Ook werd een contract gesloten met rederij P & O., waardoor Z.H.B.-bier werd verkocht op de schepen van deze bekende rederij.
De bieromzet had snel grote sprongen gemaakt: in 1899 90.000 hl., in 1903 werd meer dan 100.000 hl. gebrouwen. In dat jaar werkten er ca. 160 arbeiders bij de Z.H.B.

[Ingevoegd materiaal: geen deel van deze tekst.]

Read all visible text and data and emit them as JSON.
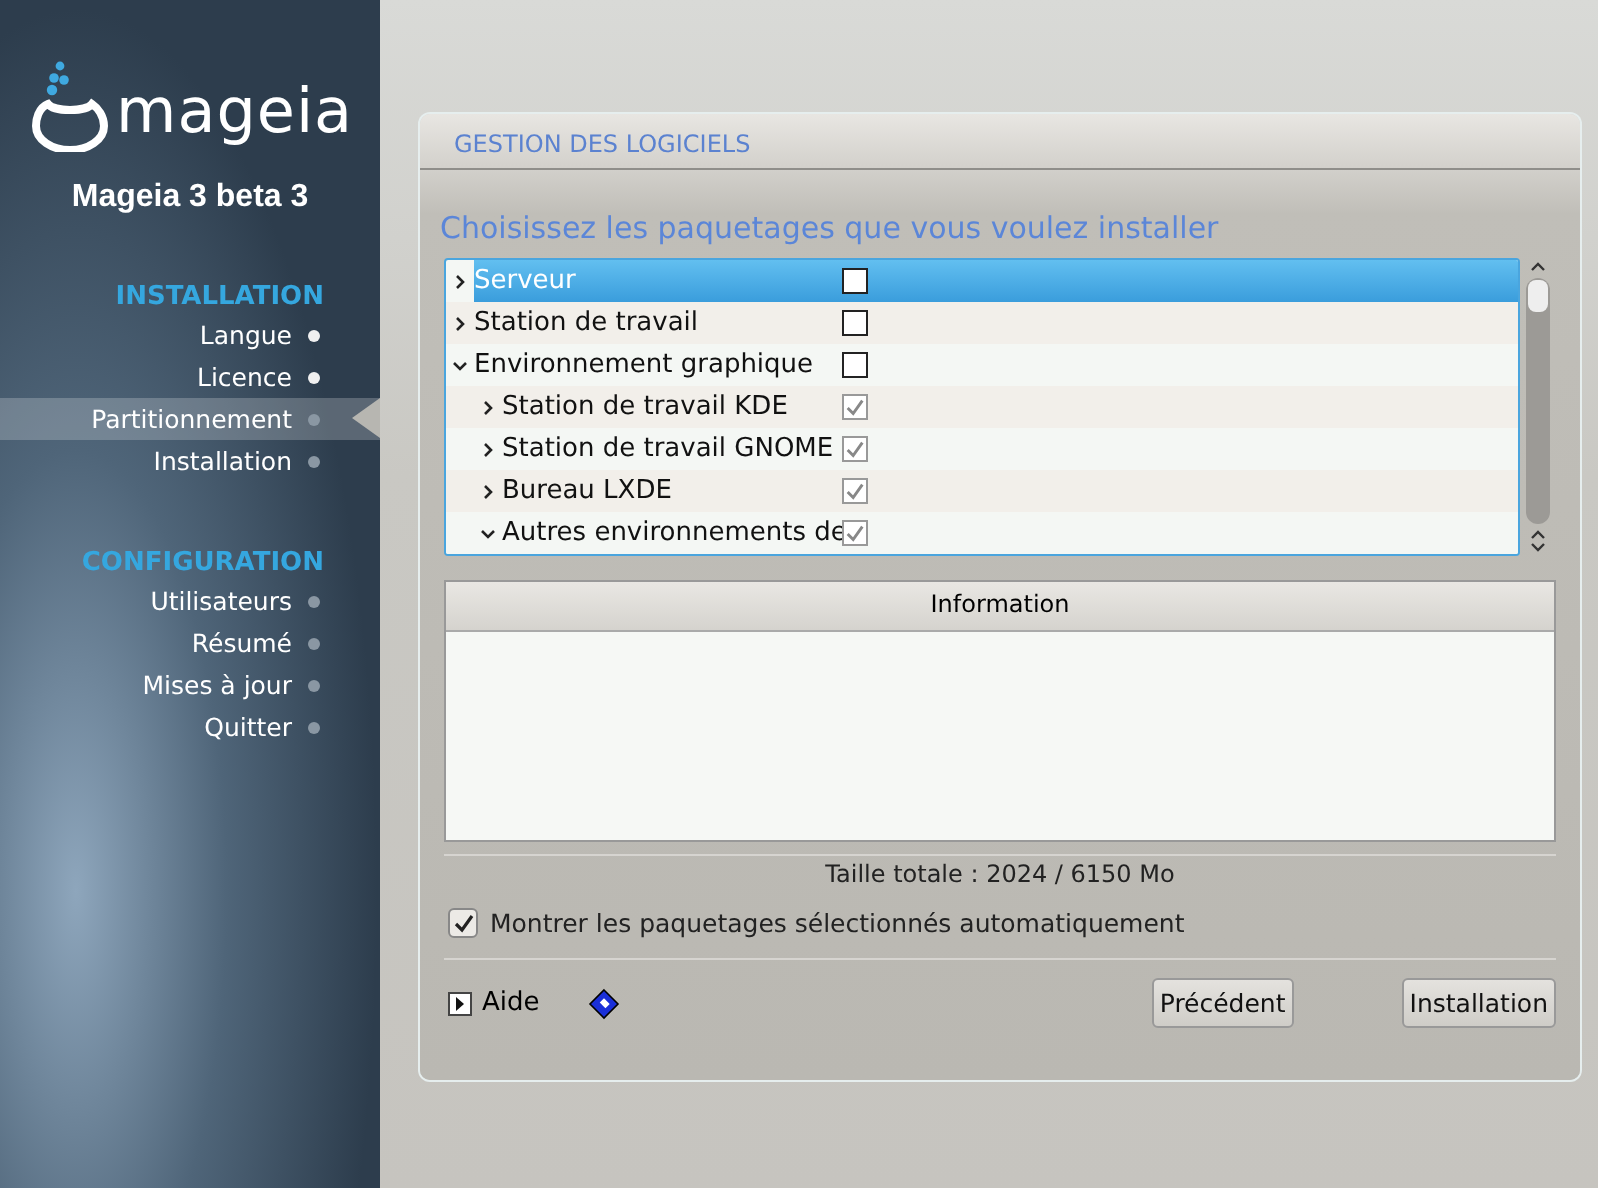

Alleen in de jaren 1917 - 1918 werd veel minder gebrouwen door een gebrek aan grondstoffen als gevolg van de Eerste Wereldoorlog. De moeilijkheden, veroorzaakt door de grond- en brandstofvoorziening, deden zich weliswaar direct bij het begin van de oorlog voelen, maar tot het einde van 1916 hadden de brouwerijen in ons land voldoende voorraad. Eerst in 1917 trad een ernstige belemmering van de productie in. De schaarste aan grondstoffen deed de prijzen buitensporig stijgen en vermeerderde dusdanig de productiekosten, dat tal van kleinere- en middenbedrijven genoodzaakt waren het bedrijf stop te zetten, terwijl voorts de in de “Bond van Nederlandsche Brouwerijen” georganiseerde brouwerijen ertoe overgingen, om de verkoopprijzen van het bier te verhogen. In het begin van 1916 werd de bierprijs met fl. 1,-- per hl. verhoogd, terwijl tegen het einde van het jaar een tweede verhoging van de prijs nodig bleek te zijn. Al naar gelang het gehalte van de bieren werd de prijs met fl. 3,-- en fl. 4,-- per hl. verhoogd.

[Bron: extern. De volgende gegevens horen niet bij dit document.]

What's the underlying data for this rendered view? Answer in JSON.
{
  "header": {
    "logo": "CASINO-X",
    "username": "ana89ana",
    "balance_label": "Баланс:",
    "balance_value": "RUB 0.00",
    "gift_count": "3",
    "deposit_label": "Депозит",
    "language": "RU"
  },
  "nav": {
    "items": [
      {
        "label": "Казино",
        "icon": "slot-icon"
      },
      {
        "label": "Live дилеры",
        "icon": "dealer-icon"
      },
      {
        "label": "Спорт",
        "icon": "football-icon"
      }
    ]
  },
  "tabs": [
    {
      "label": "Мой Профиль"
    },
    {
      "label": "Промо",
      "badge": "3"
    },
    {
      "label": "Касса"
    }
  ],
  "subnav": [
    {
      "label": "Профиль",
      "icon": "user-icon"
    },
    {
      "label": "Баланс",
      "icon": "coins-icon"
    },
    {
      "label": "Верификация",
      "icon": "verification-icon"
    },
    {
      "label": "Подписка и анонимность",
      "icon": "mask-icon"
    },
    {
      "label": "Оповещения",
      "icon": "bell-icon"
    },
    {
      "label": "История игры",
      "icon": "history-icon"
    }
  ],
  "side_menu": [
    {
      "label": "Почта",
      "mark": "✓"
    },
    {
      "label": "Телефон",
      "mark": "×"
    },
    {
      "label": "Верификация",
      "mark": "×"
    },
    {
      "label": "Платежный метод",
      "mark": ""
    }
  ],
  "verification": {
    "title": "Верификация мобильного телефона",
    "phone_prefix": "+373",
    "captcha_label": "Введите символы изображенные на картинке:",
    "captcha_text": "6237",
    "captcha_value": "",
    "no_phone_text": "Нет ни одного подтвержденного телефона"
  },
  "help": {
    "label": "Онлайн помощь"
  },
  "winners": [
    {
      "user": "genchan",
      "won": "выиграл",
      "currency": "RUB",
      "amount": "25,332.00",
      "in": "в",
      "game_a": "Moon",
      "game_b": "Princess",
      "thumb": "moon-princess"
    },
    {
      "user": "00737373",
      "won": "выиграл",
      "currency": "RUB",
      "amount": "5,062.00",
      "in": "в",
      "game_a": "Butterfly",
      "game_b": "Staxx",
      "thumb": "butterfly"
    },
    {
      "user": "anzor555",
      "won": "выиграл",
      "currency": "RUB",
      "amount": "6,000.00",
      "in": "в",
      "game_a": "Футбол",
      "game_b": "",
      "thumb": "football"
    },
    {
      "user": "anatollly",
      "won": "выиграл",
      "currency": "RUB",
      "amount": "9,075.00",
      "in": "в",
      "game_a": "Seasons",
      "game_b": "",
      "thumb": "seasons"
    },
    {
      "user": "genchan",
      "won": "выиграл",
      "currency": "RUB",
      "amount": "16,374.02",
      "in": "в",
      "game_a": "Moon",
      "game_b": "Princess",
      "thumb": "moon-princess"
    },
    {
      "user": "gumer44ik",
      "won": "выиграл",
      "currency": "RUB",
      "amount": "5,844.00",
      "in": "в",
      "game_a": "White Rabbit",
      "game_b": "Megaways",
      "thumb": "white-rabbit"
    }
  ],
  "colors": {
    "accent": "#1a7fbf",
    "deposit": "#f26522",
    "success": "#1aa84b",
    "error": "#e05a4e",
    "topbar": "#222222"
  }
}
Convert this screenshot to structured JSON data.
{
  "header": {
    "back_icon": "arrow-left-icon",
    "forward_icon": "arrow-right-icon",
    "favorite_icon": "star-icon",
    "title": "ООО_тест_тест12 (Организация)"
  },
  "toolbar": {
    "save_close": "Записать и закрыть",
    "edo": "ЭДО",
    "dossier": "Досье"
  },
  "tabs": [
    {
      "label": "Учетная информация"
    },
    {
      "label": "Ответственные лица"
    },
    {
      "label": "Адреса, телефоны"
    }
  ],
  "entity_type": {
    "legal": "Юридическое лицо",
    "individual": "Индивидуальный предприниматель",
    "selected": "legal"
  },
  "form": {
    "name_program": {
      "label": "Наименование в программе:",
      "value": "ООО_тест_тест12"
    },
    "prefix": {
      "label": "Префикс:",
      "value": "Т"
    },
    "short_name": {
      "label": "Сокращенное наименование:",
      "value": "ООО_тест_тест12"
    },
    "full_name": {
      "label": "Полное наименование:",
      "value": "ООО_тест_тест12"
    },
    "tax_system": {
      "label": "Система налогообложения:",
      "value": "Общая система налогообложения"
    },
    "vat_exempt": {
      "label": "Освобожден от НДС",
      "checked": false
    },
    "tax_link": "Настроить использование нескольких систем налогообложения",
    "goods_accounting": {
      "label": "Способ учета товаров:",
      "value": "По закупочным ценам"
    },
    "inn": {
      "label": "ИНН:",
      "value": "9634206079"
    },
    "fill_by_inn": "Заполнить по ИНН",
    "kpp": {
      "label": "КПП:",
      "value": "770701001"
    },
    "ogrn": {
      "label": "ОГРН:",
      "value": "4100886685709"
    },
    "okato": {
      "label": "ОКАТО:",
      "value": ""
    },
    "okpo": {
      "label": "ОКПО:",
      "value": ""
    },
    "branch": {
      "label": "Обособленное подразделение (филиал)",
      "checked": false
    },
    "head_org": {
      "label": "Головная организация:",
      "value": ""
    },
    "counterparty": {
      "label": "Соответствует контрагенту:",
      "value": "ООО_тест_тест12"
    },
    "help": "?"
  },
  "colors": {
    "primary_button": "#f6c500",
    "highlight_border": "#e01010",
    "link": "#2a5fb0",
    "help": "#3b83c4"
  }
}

In deze jaren werden grote investeringen gedaan om de brouwtechnische en technische installaties niet alleen aan te passen aan de omzetstijging, maar ook om reeds vooruit te lopen op toekomstige omzetstijgingen. In 1899 werd de bouw van een nieuw brouwhuis goedgekeurd voor een bedrag (inclusief de inrichting) van fl. 75.000,--. In 1901 en 1902 werd de 'boenhal' voorzien van een nieuwe overkapping. In verband met de aanschaf van een nieuwe stoommachine van 700 PK moest het ketelhuis in 1910 worden uitgebreid. Deze stoommachine heeft tot na de Tweede Wereldoorlog dienst gedaan.

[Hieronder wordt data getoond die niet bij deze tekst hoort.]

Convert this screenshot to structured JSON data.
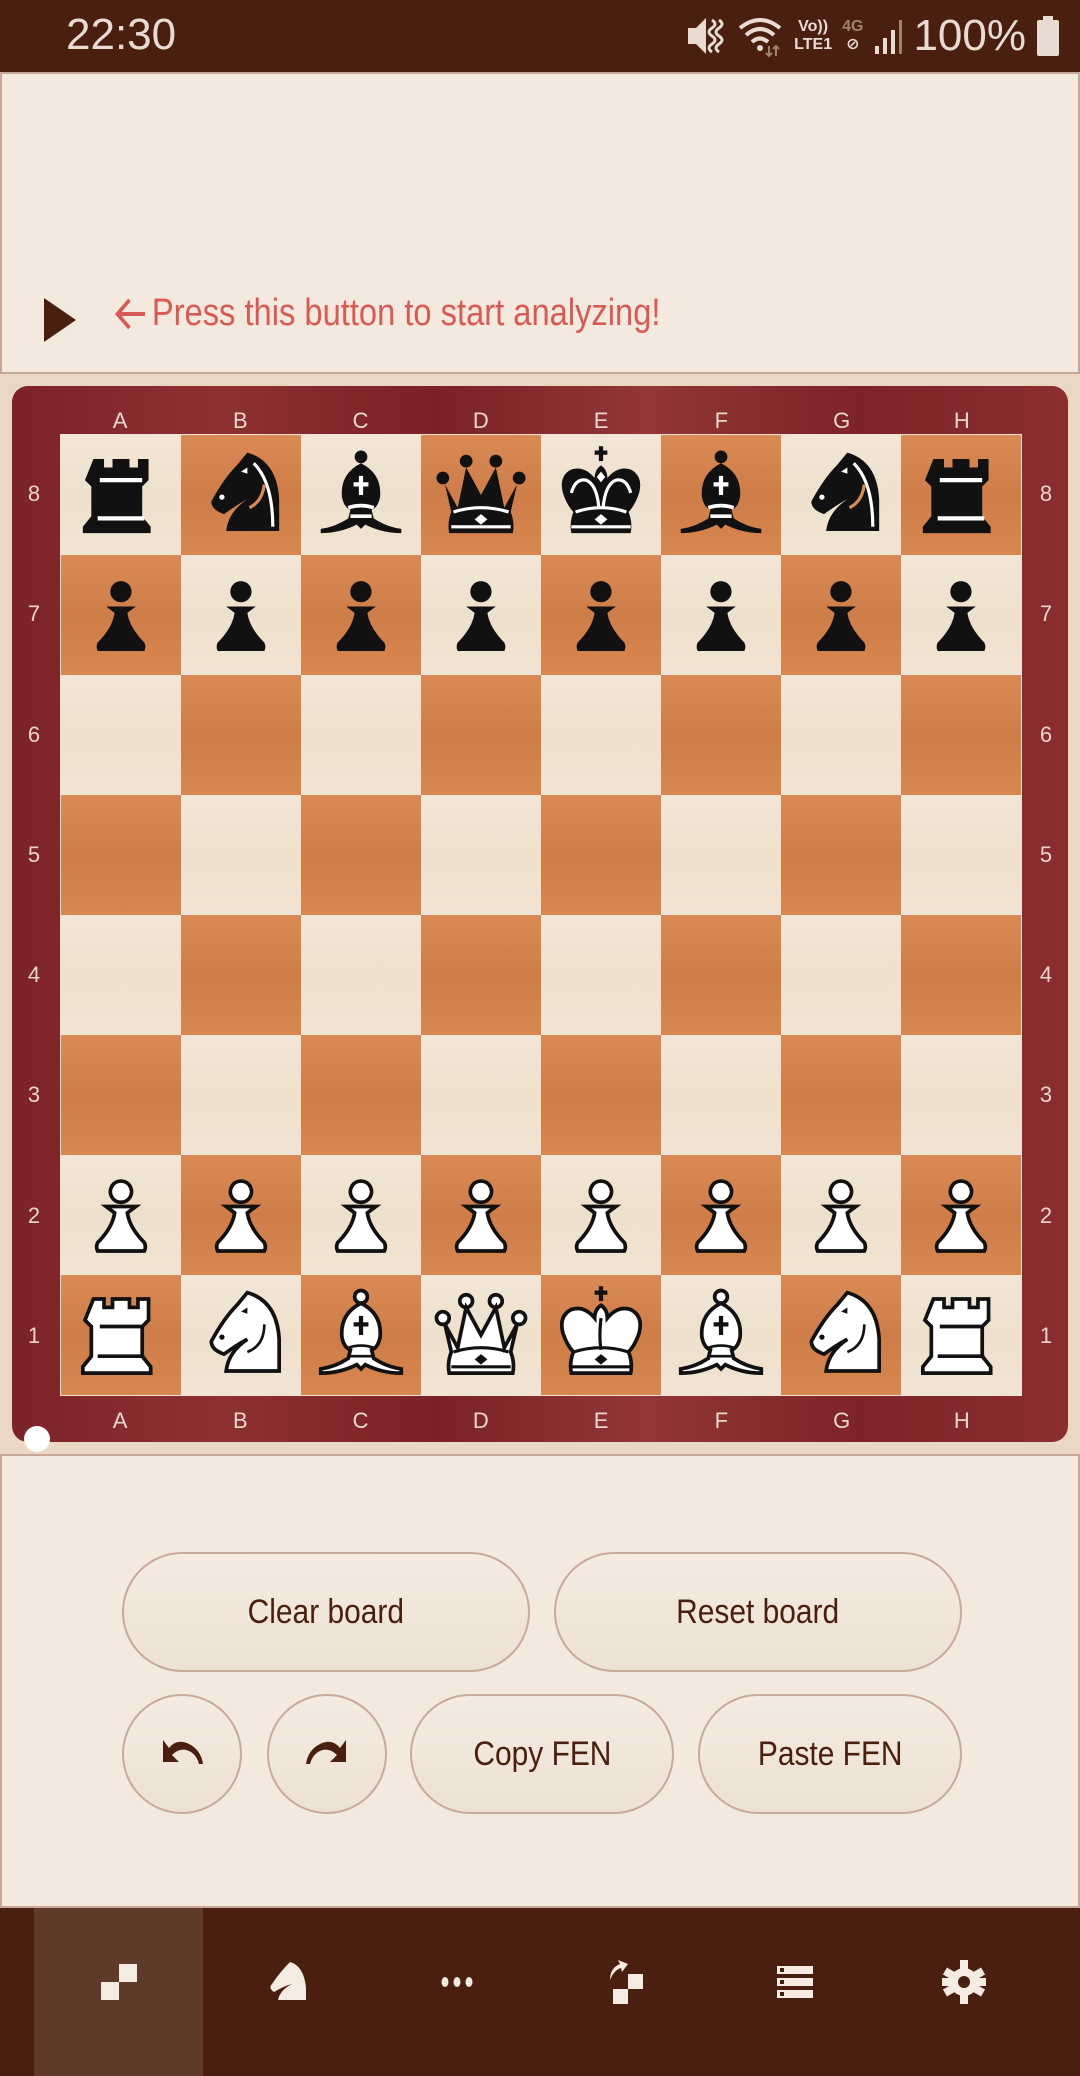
{
  "status_bar": {
    "time": "22:30",
    "icons": [
      "vibrate-mute-icon",
      "wifi-icon",
      "volte-lte-icon",
      "4g-no-data-icon",
      "signal-icon",
      "battery-icon"
    ],
    "volte_top": "Vo))",
    "volte_bottom": "LTE1",
    "net_label": "4G",
    "battery": "100%"
  },
  "analysis": {
    "hint_text": "Press this button to start analyzing!",
    "hint_color": "#d95a55"
  },
  "board": {
    "files": [
      "A",
      "B",
      "C",
      "D",
      "E",
      "F",
      "G",
      "H"
    ],
    "ranks": [
      "8",
      "7",
      "6",
      "5",
      "4",
      "3",
      "2",
      "1"
    ],
    "position": [
      [
        "bR",
        "bN",
        "bB",
        "bQ",
        "bK",
        "bB",
        "bN",
        "bR"
      ],
      [
        "bP",
        "bP",
        "bP",
        "bP",
        "bP",
        "bP",
        "bP",
        "bP"
      ],
      [
        "",
        "",
        "",
        "",
        "",
        "",
        "",
        ""
      ],
      [
        "",
        "",
        "",
        "",
        "",
        "",
        "",
        ""
      ],
      [
        "",
        "",
        "",
        "",
        "",
        "",
        "",
        ""
      ],
      [
        "",
        "",
        "",
        "",
        "",
        "",
        "",
        ""
      ],
      [
        "wP",
        "wP",
        "wP",
        "wP",
        "wP",
        "wP",
        "wP",
        "wP"
      ],
      [
        "wR",
        "wN",
        "wB",
        "wQ",
        "wK",
        "wB",
        "wN",
        "wR"
      ]
    ],
    "side_to_move": "white",
    "colors": {
      "light": "#f0e3d1",
      "dark": "#d4844d",
      "frame": "#842a2d"
    }
  },
  "controls": {
    "clear_board": "Clear board",
    "reset_board": "Reset board",
    "undo_icon": "undo-icon",
    "redo_icon": "redo-icon",
    "copy_fen": "Copy FEN",
    "paste_fen": "Paste FEN"
  },
  "bottom_nav": {
    "items": [
      {
        "name": "board-editor",
        "icon": "board-squares-icon",
        "active": true
      },
      {
        "name": "play",
        "icon": "knight-icon",
        "active": false
      },
      {
        "name": "more",
        "icon": "dots-icon",
        "active": false
      },
      {
        "name": "flip-board",
        "icon": "flip-board-icon",
        "active": false
      },
      {
        "name": "engines",
        "icon": "list-icon",
        "active": false
      },
      {
        "name": "settings",
        "icon": "gear-icon",
        "active": false
      }
    ]
  }
}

In 1910 werd een 55 m. hoge schoorsteen gebouwd, die in 1926 werd 'onthoofd'. Het bovenstuk werd er, tot aan de machinekamer, afgesloopt. In 1916 was echter reeds een tweede schoorsteen gebouwd, zodat tot aan de sloop van de brouwerij in 1975 het stadsbeeld werd bepaald door een schoorsteen van de Z.H.B..
Ook werden de gistkelder en legerkelderruimte aangepast aan de gestegen omzet. In deze legerkelderruimte vond de nagisting plaats. Er waren 21 legerkelders met een totale capaciteit van 6,5 miljoen liter. De 50 in de gistkelder staande kuipen konden 1,5 miljoen liet ‘bier in wording’ bevatten. De legerkelder werd evenals de gistkelder kunstmatig afgekoeld door middel van ijsmachines.
Aan de brouwerij was een ijsfabriek verbonden, die een capaciteit had van 40.000 kg. per 24 uur. Dit ijs was hoofdzakelijk voor eigen gebruik en voor gebruik van depots en agentschappen.
Brand
De Z.H.B. werd enkele malen getroffen door grote branden.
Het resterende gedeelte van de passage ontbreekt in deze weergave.